Abstract
Utility maximizing agents are located in space on a network or graph and trade bilaterally with their nearest neighbors. Agents may differ in their preferences, in their endowments of two infinitely durable goods on in their expectations of future trading opportunities. Trade occur asynchronously-only one trading pair is active at any point in time. Trading continues until all gains from trade between any two adjacent agents have been exploited. Computer simulations are used to explore the dynamic behavior of trading on a network. Econometric techniques for spatial data are used to analyse the data from the simulations.
Previous theoretical analysis of non-tatônnement trading
mechanisms has focused on the two extremes of the information
spectrum: either agents are fully informed about the equilibrium
prices that will eventually prevail, or they are completely
myopic and do not anticipate any future trading opportunities.

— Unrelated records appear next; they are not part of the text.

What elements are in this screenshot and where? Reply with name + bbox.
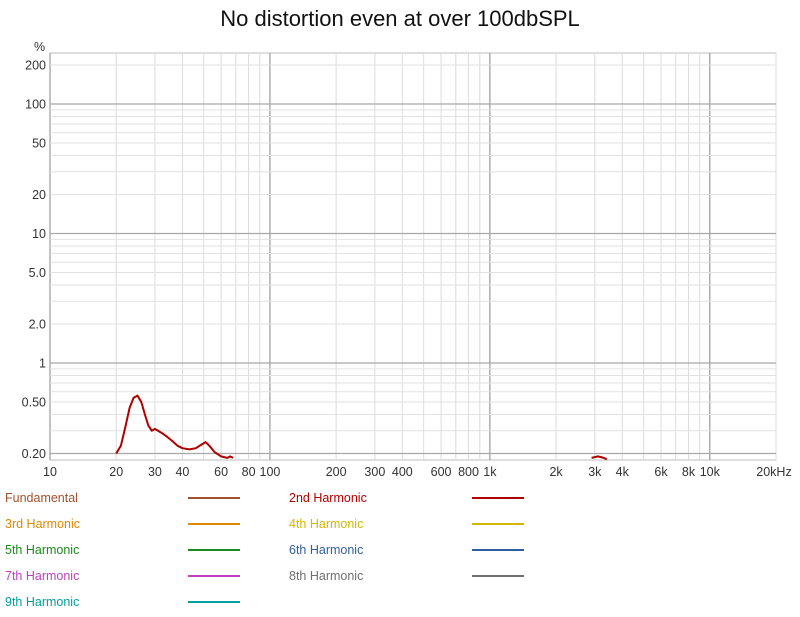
x-tick-label: 10	[43, 465, 57, 479]
x-tick-label: 20kHz	[756, 465, 791, 479]
plot-area: % 200 100 50 20 10 5.0 2.0 1 0.50 0.20 10 20 30 40 60 80…	[22, 40, 792, 479]
y-tick-label: 50	[32, 136, 46, 150]
legend-swatch-9th-harmonic	[188, 601, 240, 603]
y-tick-label: 5.0	[29, 266, 46, 280]
legend-swatch-8th-harmonic	[472, 575, 524, 577]
legend-swatch-fundamental	[188, 497, 240, 499]
x-tick-label: 4k	[616, 465, 630, 479]
x-tick-label: 20	[109, 465, 123, 479]
legend-swatch-2nd-harmonic	[472, 497, 524, 499]
legend-label-2nd-harmonic: 2nd Harmonic	[289, 491, 367, 505]
x-tick-label: 300	[364, 465, 385, 479]
x-tick-label: 2k	[549, 465, 563, 479]
legend-label-6th-harmonic: 6th Harmonic	[289, 543, 364, 557]
legend-swatch-6th-harmonic	[472, 549, 524, 551]
legend-label-8th-harmonic: 8th Harmonic	[289, 569, 364, 583]
y-tick-label: 0.20	[22, 447, 46, 461]
legend-label-3rd-harmonic: 3rd Harmonic	[5, 517, 81, 531]
legend-swatch-5th-harmonic	[188, 549, 240, 551]
chart-title: No distortion even at over 100dbSPL	[220, 6, 580, 31]
x-tick-label: 40	[175, 465, 189, 479]
legend-label-4th-harmonic: 4th Harmonic	[289, 517, 364, 531]
legend-label-9th-harmonic: 9th Harmonic	[5, 595, 80, 609]
y-tick-label: 0.50	[22, 395, 46, 409]
series-line-2nd-harmonic	[115, 394, 234, 459]
y-tick-label: 100	[25, 98, 46, 112]
legend-swatch-4th-harmonic	[472, 523, 524, 525]
x-tick-label: 80	[242, 465, 256, 479]
x-tick-label: 800	[458, 465, 479, 479]
legend-label-5th-harmonic: 5th Harmonic	[5, 543, 80, 557]
x-tick-label: 3k	[588, 465, 602, 479]
y-tick-label: 20	[32, 188, 46, 202]
y-tick-label: 2.0	[29, 318, 46, 332]
y-tick-label: 200	[25, 59, 46, 73]
x-tick-label: 10k	[700, 465, 721, 479]
x-tick-label: 6k	[654, 465, 668, 479]
legend-label-fundamental: Fundamental	[5, 491, 78, 505]
x-tick-label: 100	[260, 465, 281, 479]
x-tick-label: 400	[392, 465, 413, 479]
plot-frame	[49, 52, 777, 461]
legend-swatch-7th-harmonic	[188, 575, 240, 577]
x-tick-label: 30	[148, 465, 162, 479]
y-tick-label: 10	[32, 227, 46, 241]
y-unit-label: %	[34, 40, 45, 54]
legend: Fundamental 2nd Harmonic 3rd Harmonic 4th H…	[0, 488, 560, 613]
x-tick-label: 8k	[682, 465, 696, 479]
series-line-2nd-harmonic	[591, 455, 608, 461]
y-tick-label: 1	[39, 357, 46, 371]
x-tick-label: 200	[326, 465, 347, 479]
x-tick-label: 600	[431, 465, 452, 479]
x-tick-label: 1k	[483, 465, 497, 479]
legend-label-7th-harmonic: 7th Harmonic	[5, 569, 80, 583]
x-tick-label: 60	[214, 465, 228, 479]
legend-swatch-3rd-harmonic	[188, 523, 240, 525]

This paper contrasts the dynamic behavior of a system of network
trading in the extreme case where agents are completely myopic and
in the intermediate case where agents use boundedly rational
prediction rules to anticipate future prices. Convergence to a
Pareto optimal allocation can be guaranteed when agents are
completely myopic. However, because each bilateral trade changes
agents' holdings and relative wealth, the final allocation need
not be in the core of the initial allocation. In addition, the
process of convergence generates interesting intertemporal and
cross-sectional dynamics such as the persistence of spatial
correlations, or neighborhood effects, in the prices of goods over
time. The speed of convergence is also relevant-the longer it
takes for the lattice to converge to a common trading price, the
longer inefficiencies or social welfare costs associated with
decentralized trades accumulate. A network of trades between
boundedly rational agents typically has faster convergence, but
also give rise spatially based price bubbles because agents use
local information to predict future prices.